Soins intégrés : quo vadis ?
Le Conseil fédéral lance la promotion de nouveaux réseaux visant à coordonner les soins. Qu’est-ce que cela implique pour le système de soins en vigueur en Suisse ?
En fait, c’est très simple : si tous les intervenants sont intégrés au traitement du patient, cela est efficace, moins coûteux et donne de bons résultats. Les besoins des patients sont au centre des préoccupations, on évite les doublons et on réduit la charge administrative. Résultat : les patients sont satisfaits et bien soignés, les médecins sont déchargés et les coûts sont plus bas.
Jusque là, rien à redire. Mais ce qui paraît simple va vite se compliquer.
Intégrés, coordonnés ou en silo ?
Cela commence déjà par les termes qui ne sont pas clairement définis. Est-ce qu’un modèle de médecin de famille fait partie des soins intégrés ? Est-ce qu’un centre de santé est un réseau coordonné ? Et en quoi les modèles d’assurance et les modèles de soins se distinguent-ils ? On reproche souvent au système de santé suisse d’être dominé par la pensée en silo : chaque partie ne pense qu’à elle et poursuit ses propres intérêts. Cela conduit certes chaque domaine médical à être très qualitatif, ce qui positionne le système de santé suisse à un haut niveau. Mais les défis de plus en plus complexes, le vieillissement, la multimorbidité, l’augmentation des primes d’assurance-maladie, la pénurie de spécialistes ne peuvent plus être relevés durablement avec ce modèle. Il faut pour cela un modèle de soins intégrés ou au moins coordonnés.
Globalement, on entend par soins intégrés la chose suivante : la collaboration étroite, structurée et contraignante de différents groupes de métier – médecins, autres professionnels de santé, personnel accompagnant, soignant, etc. Cette collaboration est globale et ne concerne pas seulement les seuls aspects de santé, mais aussi l’environnement de vie du patient. Les soins intégrés sont un modèle de soins de santé. Il ne faut pas les confondre avec les modèles alternatifs d’assurance. Ces derniers supposent que les assurés renoncent au libre choix du fournisseur de prestations en échange d’une réduction de prime. Avec un modèle de type Telmed, on doit en premier lieu appeler un centre d’appel, avec le modèle du médecin de famille, se rendre chez ce médecin et avec le modèle HMO, contacter un réseau de médecins.

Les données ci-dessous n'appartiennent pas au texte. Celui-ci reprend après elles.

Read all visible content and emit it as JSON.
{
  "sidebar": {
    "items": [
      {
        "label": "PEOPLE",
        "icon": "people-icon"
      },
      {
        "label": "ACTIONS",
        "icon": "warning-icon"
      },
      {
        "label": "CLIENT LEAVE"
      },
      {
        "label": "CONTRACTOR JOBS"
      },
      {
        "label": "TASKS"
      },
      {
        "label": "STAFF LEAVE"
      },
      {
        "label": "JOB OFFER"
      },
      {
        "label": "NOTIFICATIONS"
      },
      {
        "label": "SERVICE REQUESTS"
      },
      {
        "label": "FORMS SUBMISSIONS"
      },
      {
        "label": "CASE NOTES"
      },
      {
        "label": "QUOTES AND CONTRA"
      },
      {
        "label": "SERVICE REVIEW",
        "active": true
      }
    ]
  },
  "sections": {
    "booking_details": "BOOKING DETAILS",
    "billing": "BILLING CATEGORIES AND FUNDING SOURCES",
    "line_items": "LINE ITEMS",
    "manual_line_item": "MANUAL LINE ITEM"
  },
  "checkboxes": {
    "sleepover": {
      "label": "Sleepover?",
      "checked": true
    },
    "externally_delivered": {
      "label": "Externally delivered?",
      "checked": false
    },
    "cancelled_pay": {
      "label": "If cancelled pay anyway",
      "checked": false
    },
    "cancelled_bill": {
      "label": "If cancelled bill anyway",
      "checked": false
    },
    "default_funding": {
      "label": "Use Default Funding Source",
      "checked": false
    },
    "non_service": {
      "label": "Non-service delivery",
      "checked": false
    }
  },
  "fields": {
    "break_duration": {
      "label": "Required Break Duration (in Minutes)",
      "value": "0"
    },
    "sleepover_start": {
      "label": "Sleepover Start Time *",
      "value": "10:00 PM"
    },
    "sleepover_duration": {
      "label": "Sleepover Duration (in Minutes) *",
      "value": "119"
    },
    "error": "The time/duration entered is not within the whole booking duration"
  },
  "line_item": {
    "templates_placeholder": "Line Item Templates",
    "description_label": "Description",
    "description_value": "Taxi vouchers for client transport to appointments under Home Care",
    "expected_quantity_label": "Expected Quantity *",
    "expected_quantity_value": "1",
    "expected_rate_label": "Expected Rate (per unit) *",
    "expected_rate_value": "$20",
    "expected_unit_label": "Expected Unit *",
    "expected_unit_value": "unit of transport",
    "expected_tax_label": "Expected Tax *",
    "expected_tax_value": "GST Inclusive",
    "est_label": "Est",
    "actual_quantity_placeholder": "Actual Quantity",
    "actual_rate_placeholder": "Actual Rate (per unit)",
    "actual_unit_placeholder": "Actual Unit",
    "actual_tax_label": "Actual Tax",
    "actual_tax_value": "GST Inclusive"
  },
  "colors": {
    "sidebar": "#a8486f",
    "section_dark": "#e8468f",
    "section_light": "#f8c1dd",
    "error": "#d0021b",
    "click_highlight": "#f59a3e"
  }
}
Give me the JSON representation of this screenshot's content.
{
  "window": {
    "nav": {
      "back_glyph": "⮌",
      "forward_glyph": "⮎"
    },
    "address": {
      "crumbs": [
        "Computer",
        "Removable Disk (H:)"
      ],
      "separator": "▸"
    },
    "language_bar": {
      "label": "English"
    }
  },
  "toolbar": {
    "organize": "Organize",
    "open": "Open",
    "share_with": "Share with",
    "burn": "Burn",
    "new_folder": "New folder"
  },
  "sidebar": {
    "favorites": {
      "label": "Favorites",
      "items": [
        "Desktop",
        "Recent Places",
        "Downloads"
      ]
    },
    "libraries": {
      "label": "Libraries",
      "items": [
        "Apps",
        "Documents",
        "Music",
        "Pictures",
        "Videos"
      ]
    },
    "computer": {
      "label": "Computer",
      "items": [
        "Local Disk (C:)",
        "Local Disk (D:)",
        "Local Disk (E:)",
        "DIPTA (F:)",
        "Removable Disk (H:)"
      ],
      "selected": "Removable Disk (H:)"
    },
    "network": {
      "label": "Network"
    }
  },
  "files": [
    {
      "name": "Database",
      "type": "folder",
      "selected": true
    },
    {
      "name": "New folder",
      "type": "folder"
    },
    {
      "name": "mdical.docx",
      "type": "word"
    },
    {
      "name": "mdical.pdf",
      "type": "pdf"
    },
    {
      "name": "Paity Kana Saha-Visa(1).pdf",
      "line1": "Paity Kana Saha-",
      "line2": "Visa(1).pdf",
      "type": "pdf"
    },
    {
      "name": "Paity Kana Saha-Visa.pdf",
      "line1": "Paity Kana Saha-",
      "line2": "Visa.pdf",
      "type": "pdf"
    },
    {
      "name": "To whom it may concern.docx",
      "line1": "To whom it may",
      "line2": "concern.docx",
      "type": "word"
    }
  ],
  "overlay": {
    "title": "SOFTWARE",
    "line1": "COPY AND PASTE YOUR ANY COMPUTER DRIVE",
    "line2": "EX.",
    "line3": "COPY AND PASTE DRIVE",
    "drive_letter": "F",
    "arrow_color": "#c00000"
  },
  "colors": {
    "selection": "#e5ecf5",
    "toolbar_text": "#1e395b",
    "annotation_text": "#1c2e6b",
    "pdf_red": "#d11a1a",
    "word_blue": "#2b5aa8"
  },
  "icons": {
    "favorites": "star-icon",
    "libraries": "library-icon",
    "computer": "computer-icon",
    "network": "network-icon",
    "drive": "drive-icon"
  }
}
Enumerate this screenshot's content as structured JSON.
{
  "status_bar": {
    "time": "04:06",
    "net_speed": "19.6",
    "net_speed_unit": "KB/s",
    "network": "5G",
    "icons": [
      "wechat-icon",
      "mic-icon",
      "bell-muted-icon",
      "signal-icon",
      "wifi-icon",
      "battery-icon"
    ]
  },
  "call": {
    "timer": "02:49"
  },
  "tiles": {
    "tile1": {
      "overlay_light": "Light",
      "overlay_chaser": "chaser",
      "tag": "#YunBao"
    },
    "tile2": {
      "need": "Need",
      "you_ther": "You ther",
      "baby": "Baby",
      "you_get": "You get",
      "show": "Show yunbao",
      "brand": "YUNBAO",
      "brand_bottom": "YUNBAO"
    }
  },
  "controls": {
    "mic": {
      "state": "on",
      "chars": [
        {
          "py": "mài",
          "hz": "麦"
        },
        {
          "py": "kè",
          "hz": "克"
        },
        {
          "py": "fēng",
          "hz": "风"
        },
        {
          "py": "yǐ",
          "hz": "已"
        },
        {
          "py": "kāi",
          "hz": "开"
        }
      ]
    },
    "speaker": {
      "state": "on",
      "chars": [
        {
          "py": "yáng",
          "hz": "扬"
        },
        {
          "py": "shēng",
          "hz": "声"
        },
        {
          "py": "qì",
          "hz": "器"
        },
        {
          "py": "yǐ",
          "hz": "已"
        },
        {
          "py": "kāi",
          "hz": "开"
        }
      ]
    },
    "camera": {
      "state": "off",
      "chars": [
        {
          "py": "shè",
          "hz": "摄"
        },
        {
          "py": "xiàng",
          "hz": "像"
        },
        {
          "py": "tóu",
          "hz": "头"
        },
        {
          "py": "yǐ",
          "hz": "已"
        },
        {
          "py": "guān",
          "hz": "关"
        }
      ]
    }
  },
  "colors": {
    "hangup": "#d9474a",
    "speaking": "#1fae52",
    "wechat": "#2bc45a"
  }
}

Les réseaux intégrés font leurs preuves depuis 25 ans
En Suisse, ces 25 dernières années, de nombreux réseaux sont apparus sous le modèle de soins intégrés. Les médecins et autres professionnels de santé y ont adhéré sur une base volontaire. Ces réseaux sont organisés différemment selon des conditions régionales et démographiques. Ils connaissent un grand succès grâce aux soins prodigués par des partenaires de longue date, des innovations et l’orientation vers des besoins en constante évolution, ce qui permet aussi de réduire les coûts.
Pourquoi le Conseil fédéral propose-t-il donc dans le cadre du deuxième volet de mesures visant à maîtriser les coûts encore une nouvelle structure, à savoir les réseaux de soins coordonnés ? Il s’agirait d’un regroupement de professionnels de santé sous la direction d’un médecin, visant à garantir que le patient dispose d’une prise en charge adaptée à ses besoins auprès d’un seul prestataire. Jusque là, cette formule ressemble aux soins intégrés. Ce qui change, c’est que les réseaux coordonnés sont soumis à une autorisation et une surveillance et à des directives de l’État. En outre, toutes les prestations fournies doivent être facturées aux assureurs par un seul et même fournisseur de prestations.
En route vers une administration d’État ?
Le Conseil fédéral se voit ainsi reprocher de démanteler des réseaux intégrés édifiés avec succès depuis plus de deux décennies. Les barrières administratives laissent craindre une surcharge administrative de taille dans un système de santé déjà gravement en crise. Voilà pourquoi la prétendue contribution à la maîtrise des coûts n’existe pas. Rien d’étonnant donc à ce qu’une tempête déferle sur la proposition du Conseil fédéral : pas moins de 328 prises de position ont été reçues sur le deuxième volet du train de mesures. Face à cette forte résistance, la Commission de la sécurité sociale et de la santé publique du Conseil national a décidé d’organiser une table ronde sur le thème des soins coordonnés. Il reste à espérer que celle-ci aille dans le sens du principe des soins intégrés.